39e jour - 7 juin - Un vieux de la vieille


Lors de sa deuxième journée de comparution au procès des compagnies canadiennes de tabac à Montréal, William Henry Neville a poursuivi la réminiscence de son travail en tant que lobbyiste principal pour celles-ci.

Les compétences qui avaient maintenu M. Neville au sommet d'un peloton compétitif d'apologistes professionnels se sont manifestées tout au long de la journée. Même les avocats les plus chevronnés (de même que le juge) n'ont pas été à l'abri de ses charmes. (À la fin de la journée, le juge Riordan a mentionné que Joe Clark avait été chanceux d'avoir pu compter sur M. Neville en tant que secrétaire principal!)
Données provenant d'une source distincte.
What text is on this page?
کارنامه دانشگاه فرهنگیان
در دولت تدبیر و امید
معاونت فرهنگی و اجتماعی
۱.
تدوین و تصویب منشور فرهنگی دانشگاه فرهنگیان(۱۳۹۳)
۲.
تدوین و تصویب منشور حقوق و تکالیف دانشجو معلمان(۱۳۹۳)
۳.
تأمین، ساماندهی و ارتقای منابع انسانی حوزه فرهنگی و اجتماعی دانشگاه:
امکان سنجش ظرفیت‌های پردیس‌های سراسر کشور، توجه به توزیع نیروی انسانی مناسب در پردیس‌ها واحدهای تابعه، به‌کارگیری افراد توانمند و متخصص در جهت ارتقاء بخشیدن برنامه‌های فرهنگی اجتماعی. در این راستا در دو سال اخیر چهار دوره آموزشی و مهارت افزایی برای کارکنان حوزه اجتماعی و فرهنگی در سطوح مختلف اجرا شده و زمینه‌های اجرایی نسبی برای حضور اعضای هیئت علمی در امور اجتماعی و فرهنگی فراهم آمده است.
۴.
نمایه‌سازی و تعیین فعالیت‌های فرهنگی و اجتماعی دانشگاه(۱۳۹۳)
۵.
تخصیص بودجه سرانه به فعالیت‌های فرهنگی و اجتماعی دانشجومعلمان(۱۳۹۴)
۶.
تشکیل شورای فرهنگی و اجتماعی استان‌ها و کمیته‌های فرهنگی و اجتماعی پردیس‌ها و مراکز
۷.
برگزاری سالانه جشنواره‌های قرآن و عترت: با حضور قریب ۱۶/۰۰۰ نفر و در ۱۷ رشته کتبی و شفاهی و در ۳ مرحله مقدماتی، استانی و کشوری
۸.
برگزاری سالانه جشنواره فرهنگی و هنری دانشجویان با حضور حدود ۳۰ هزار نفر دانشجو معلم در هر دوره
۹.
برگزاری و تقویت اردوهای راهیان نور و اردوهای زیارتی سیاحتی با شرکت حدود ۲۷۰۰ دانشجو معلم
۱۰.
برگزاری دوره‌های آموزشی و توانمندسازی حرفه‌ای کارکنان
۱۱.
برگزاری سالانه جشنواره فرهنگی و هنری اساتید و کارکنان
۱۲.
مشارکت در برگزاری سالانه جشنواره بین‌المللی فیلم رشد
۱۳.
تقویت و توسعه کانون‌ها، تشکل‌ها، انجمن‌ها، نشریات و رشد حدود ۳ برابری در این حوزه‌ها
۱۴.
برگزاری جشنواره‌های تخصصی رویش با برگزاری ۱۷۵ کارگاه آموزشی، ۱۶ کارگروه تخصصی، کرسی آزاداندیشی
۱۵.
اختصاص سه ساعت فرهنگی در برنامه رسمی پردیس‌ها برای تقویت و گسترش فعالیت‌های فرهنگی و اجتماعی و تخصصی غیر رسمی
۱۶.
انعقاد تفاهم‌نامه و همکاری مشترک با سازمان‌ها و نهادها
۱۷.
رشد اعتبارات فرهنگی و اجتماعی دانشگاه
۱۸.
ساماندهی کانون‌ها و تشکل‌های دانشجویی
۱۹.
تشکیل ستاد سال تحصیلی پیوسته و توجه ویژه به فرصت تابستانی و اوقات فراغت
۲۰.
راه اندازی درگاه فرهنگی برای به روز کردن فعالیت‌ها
Il n'y a probablement pas d'endroit plus antagoniste qu'une salle d'audience où des parties s'affrontent pour l'honneur et de grands sommes d'argent. Debout face au juge, M. Neville s'est retrouvé au centre d'une telle mise en scène et a pourtant eu l'air de trouver le moyen de plaire à tout le monde.
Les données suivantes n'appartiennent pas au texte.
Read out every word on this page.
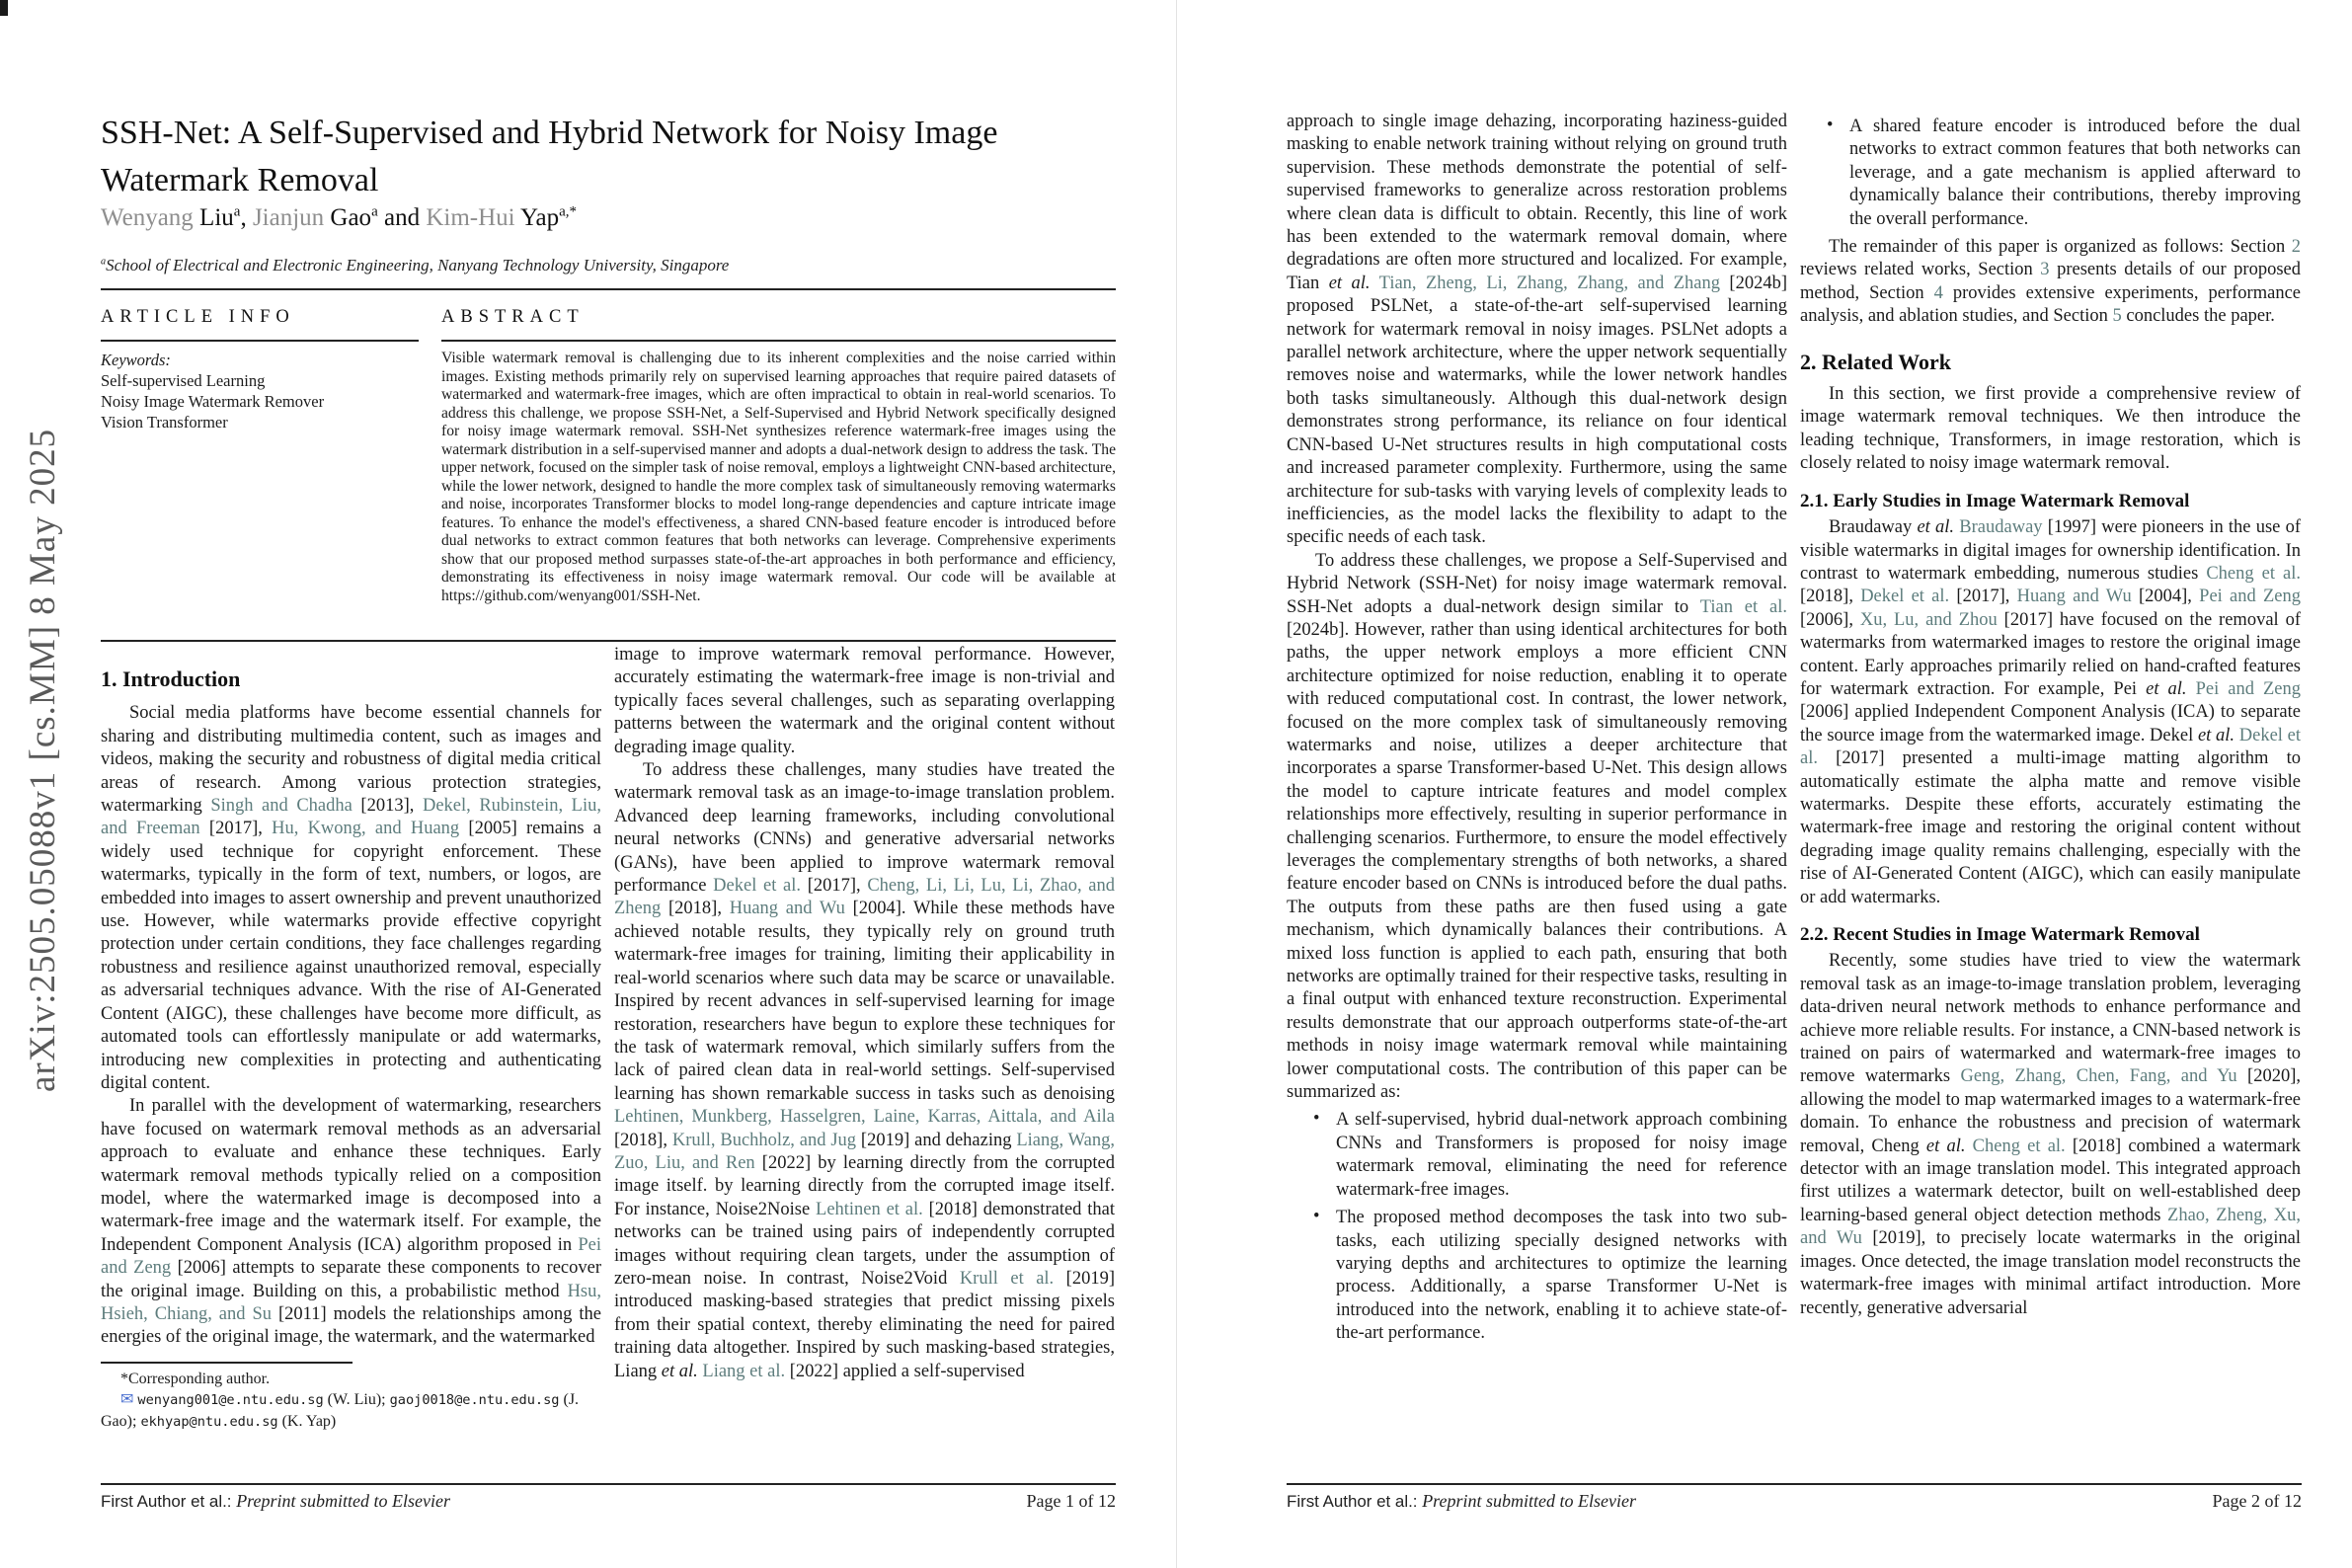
arXiv:2505.05088v1 [cs.MM] 8 May 2025
SSH-Net: A Self-Supervised and Hybrid Network for Noisy Image Watermark Removal
Wenyang Liu$^a$, Jianjun Gao$^a$ and Kim-Hui Yap$^{a,*}$
$^a$School of Electrical and Electronic Engineering, Nanyang Technology University, Singapore
ARTICLE INFO
Keywords:
Self-supervised Learning
Noisy Image Watermark Remover
Vision Transformer
ABSTRACT
Visible watermark removal is challenging due to its inherent complexities and the noise carried within images. Existing methods primarily rely on supervised learning approaches that require paired datasets of watermarked and watermark-free images, which are often impractical to obtain in real-world scenarios. To address this challenge, we propose SSH-Net, a Self-Supervised and Hybrid Network specifically designed for noisy image watermark removal. SSH-Net synthesizes reference watermark-free images using the watermark distribution in a self-supervised manner and adopts a dual-network design to address the task. The upper network, focused on the simpler task of noise removal, employs a lightweight CNN-based architecture, while the lower network, designed to handle the more complex task of simultaneously removing watermarks and noise, incorporates Transformer blocks to model long-range dependencies and capture intricate image features. To enhance the model's effectiveness, a shared CNN-based feature encoder is introduced before dual networks to extract common features that both networks can leverage. Comprehensive experiments show that our proposed method surpasses state-of-the-art approaches in both performance and efficiency, demonstrating its effectiveness in noisy image watermark removal. Our code will be available at https://github.com/wenyang001/SSH-Net.
1. Introduction

Social media platforms have become essential channels for sharing and distributing multimedia content, such as images and videos, making the security and robustness of digital media critical areas of research. Among various protection strategies, watermarking Singh and Chadha [2013], Dekel, Rubinstein, Liu, and Freeman [2017], Hu, Kwong, and Huang [2005] remains a widely used technique for copyright enforcement. These watermarks, typically in the form of text, numbers, or logos, are embedded into images to assert ownership and prevent unauthorized use. However, while watermarks provide effective copyright protection under certain conditions, they face challenges regarding robustness and resilience against unauthorized removal, especially as adversarial techniques advance. With the rise of AI-Generated Content (AIGC), these challenges have become more difficult, as automated tools can effortlessly manipulate or add watermarks, introducing new complexities in protecting and authenticating digital content.

In parallel with the development of watermarking, researchers have focused on watermark removal methods as an adversarial approach to evaluate and enhance these techniques. Early watermark removal methods typically relied on a composition model, where the watermarked image is decomposed into a watermark-free image and the watermark itself. For example, the Independent Component Analysis (ICA) algorithm proposed in Pei and Zeng [2006] attempts to separate these components to recover the original image. Building on this, a probabilistic method Hsu, Hsieh, Chiang, and Su [2011] models the relationships among the energies of the original image, the watermark, and the watermarked

*Corresponding author.
✉ wenyang001@e.ntu.edu.sg (W. Liu); gaoj0018@e.ntu.edu.sg (J. Gao); ekhyap@ntu.edu.sg (K. Yap)

image to improve watermark removal performance. However, accurately estimating the watermark-free image is non-trivial and typically faces several challenges, such as separating overlapping patterns between the watermark and the original content without degrading image quality.

To address these challenges, many studies have treated the watermark removal task as an image-to-image translation problem. Advanced deep learning frameworks, including convolutional neural networks (CNNs) and generative adversarial networks (GANs), have been applied to improve watermark removal performance Dekel et al. [2017], Cheng, Li, Li, Lu, Li, Zhao, and Zheng [2018], Huang and Wu [2004]. While these methods have achieved notable results, they typically rely on ground truth watermark-free images for training, limiting their applicability in real-world scenarios where such data may be scarce or unavailable. Inspired by recent advances in self-supervised learning for image restoration, researchers have begun to explore these techniques for the task of watermark removal, which similarly suffers from the lack of paired clean data in real-world settings. Self-supervised learning has shown remarkable success in tasks such as denoising Lehtinen, Munkberg, Hasselgren, Laine, Karras, Aittala, and Aila [2018], Krull, Buchholz, and Jug [2019] and dehazing Liang, Wang, Zuo, Liu, and Ren [2022] by learning directly from the corrupted image itself. by learning directly from the corrupted image itself. For instance, Noise2Noise Lehtinen et al. [2018] demonstrated that networks can be trained using pairs of independently corrupted images without requiring clean targets, under the assumption of zero-mean noise. In contrast, Noise2Void Krull et al. [2019] introduced masking-based strategies that predict missing pixels from their spatial context, thereby eliminating the need for paired training data altogether. Inspired by such masking-based strategies, Liang et al. Liang et al. [2022] applied a self-supervised

First Author et al.: Preprint submitted to Elsevier	Page 1 of 12

approach to single image dehazing, incorporating haziness-guided masking to enable network training without relying on ground truth supervision. These methods demonstrate the potential of self-supervised frameworks to generalize across restoration problems where clean data is difficult to obtain. Recently, this line of work has been extended to the watermark removal domain, where degradations are often more structured and localized. For example, Tian et al. Tian, Zheng, Li, Zhang, Zhang, and Zhang [2024b] proposed PSLNet, a state-of-the-art self-supervised learning network for watermark removal in noisy images. PSLNet adopts a parallel network architecture, where the upper network sequentially removes noise and watermarks, while the lower network handles both tasks simultaneously. Although this dual-network design demonstrates strong performance, its reliance on four identical CNN-based U-Net structures results in high computational costs and increased parameter complexity. Furthermore, using the same architecture for sub-tasks with varying levels of complexity leads to inefficiencies, as the model lacks the flexibility to adapt to the specific needs of each task.

To address these challenges, we propose a Self-Supervised and Hybrid Network (SSH-Net) for noisy image watermark removal. SSH-Net adopts a dual-network design similar to Tian et al. [2024b]. However, rather than using identical architectures for both paths, the upper network employs a more efficient CNN architecture optimized for noise reduction, enabling it to operate with reduced computational cost. In contrast, the lower network, focused on the more complex task of simultaneously removing watermarks and noise, utilizes a deeper architecture that incorporates a sparse Transformer-based U-Net. This design allows the model to capture intricate features and model complex relationships more effectively, resulting in superior performance in challenging scenarios. Furthermore, to ensure the model effectively leverages the complementary strengths of both networks, a shared feature encoder based on CNNs is introduced before the dual paths. The outputs from these paths are then fused using a gate mechanism, which dynamically balances their contributions. A mixed loss function is applied to each path, ensuring that both networks are optimally trained for their respective tasks, resulting in a final output with enhanced texture reconstruction. Experimental results demonstrate that our approach outperforms state-of-the-art methods in noisy image watermark removal while maintaining lower computational costs. The contribution of this paper can be summarized as:

• A self-supervised, hybrid dual-network approach combining CNNs and Transformers is proposed for noisy image watermark removal, eliminating the need for reference watermark-free images.

• The proposed method decomposes the task into two sub-tasks, each utilizing specially designed networks with varying depths and architectures to optimize the learning process. Additionally, a sparse Transformer U-Net is introduced into the network, enabling it to achieve state-of-the-art performance.

• A shared feature encoder is introduced before the dual networks to extract common features that both networks can leverage, and a gate mechanism is applied afterward to dynamically balance their contributions, thereby improving the overall performance.

The remainder of this paper is organized as follows: Section 2 reviews related works, Section 3 presents details of our proposed method, Section 4 provides extensive experiments, performance analysis, and ablation studies, and Section 5 concludes the paper.

2. Related Work

In this section, we first provide a comprehensive review of image watermark removal techniques. We then introduce the leading technique, Transformers, in image restoration, which is closely related to noisy image watermark removal.

2.1. Early Studies in Image Watermark Removal

Braudaway et al. Braudaway [1997] were pioneers in the use of visible watermarks in digital images for ownership identification. In contrast to watermark embedding, numerous studies Cheng et al. [2018], Dekel et al. [2017], Huang and Wu [2004], Pei and Zeng [2006], Xu, Lu, and Zhou [2017] have focused on the removal of watermarks from watermarked images to restore the original image content. Early approaches primarily relied on hand-crafted features for watermark extraction. For example, Pei et al. Pei and Zeng [2006] applied Independent Component Analysis (ICA) to separate the source image from the watermarked image. Dekel et al. Dekel et al. [2017] presented a multi-image matting algorithm to automatically estimate the alpha matte and remove visible watermarks. Despite these efforts, accurately estimating the watermark-free image and restoring the original content without degrading image quality remains challenging, especially with the rise of AI-Generated Content (AIGC), which can easily manipulate or add watermarks.

2.2. Recent Studies in Image Watermark Removal

Recently, some studies have tried to view the watermark removal task as an image-to-image translation problem, leveraging data-driven neural network methods to enhance performance and achieve more reliable results. For instance, a CNN-based network is trained on pairs of watermarked and watermark-free images to remove watermarks Geng, Zhang, Chen, Fang, and Yu [2020], allowing the model to map watermarked images to a watermark-free domain. To enhance the robustness and precision of watermark removal, Cheng et al. Cheng et al. [2018] combined a watermark detector with an image translation model. This integrated approach first utilizes a watermark detector, built on well-established deep learning-based general object detection methods Zhao, Zheng, Xu, and Wu [2019], to precisely locate watermarks in the original images. Once detected, the image translation model reconstructs the watermark-free images with minimal artifact introduction. More recently, generative adversarial

First Author et al.: Preprint submitted to Elsevier	Page 2 of 12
Il est impossible de savoir ce qui se tramait réellement dans la tête des personnes togées mais de l'arrière de la salle, il semblait qu'une part de tension s'était dissipée. Les questions s'enchainaient plus rapidement, les objections et interventions ont été faites sur un ton plus posé et des plaisanteries furent échangées entre les parties.

Était-ce là l'effet magique d'un facilitateur professionnel : que chacun se sente à l'aise?

Le vieux destrier

M. Neville a été interrogé sur son travail au cours de la décennie suivant 1985, une période d'intense activité au Canada quant au développement de politiques publiques de contrôle du tabac et de démarches d'égale envergure de l'industrie afin de les contrer. Dans cette guerre canadienne du tabac, Bill Neville était littéralement le général de compagnies de tabac alliées. Il était de son ressort de peaufiner la stratégie, de gérer ses effectifs et de diriger les opérations.

Aujourd'hui, il avait tous les airs d'un vétéran de longue date qui ne s'était jamais fait à l'idée de sa démobilisation. Ce n'était pas seulement son allure frêle et sa voix rauque qui le faisait paraître en soldat vieillissant : ses perspectives demeurent enracinées au contexte de cette bataille, tel un ancien G.I. refusant toujours d'acheter une voiture japonaise ou de boire une bière allemande. M. Neville n'a pas forcément mal paru pour autant.

Ainsi, lorsqu'interrogé par Bruce Johnston pour confirmer si le CCFPT avait embauché des chercheurs scientifiques chargés de produire des études appuyant des conclusions prédéterminées (sur la dépendance et l'impact de la publicité), M. Neville a reconnu que c'était le cas en faisant allusion aux propres normes de ceux qu'il désigne encore comme ses adversaires. Je suis sûr que M. Mahood, s'il est toujours présent aux audiences, aurait fait de même. Au lieu de réfléchir sur l'usage justifié ou non de « recherches dirigées », comme M. Neville les a appelées, la salle s'est esclaffée.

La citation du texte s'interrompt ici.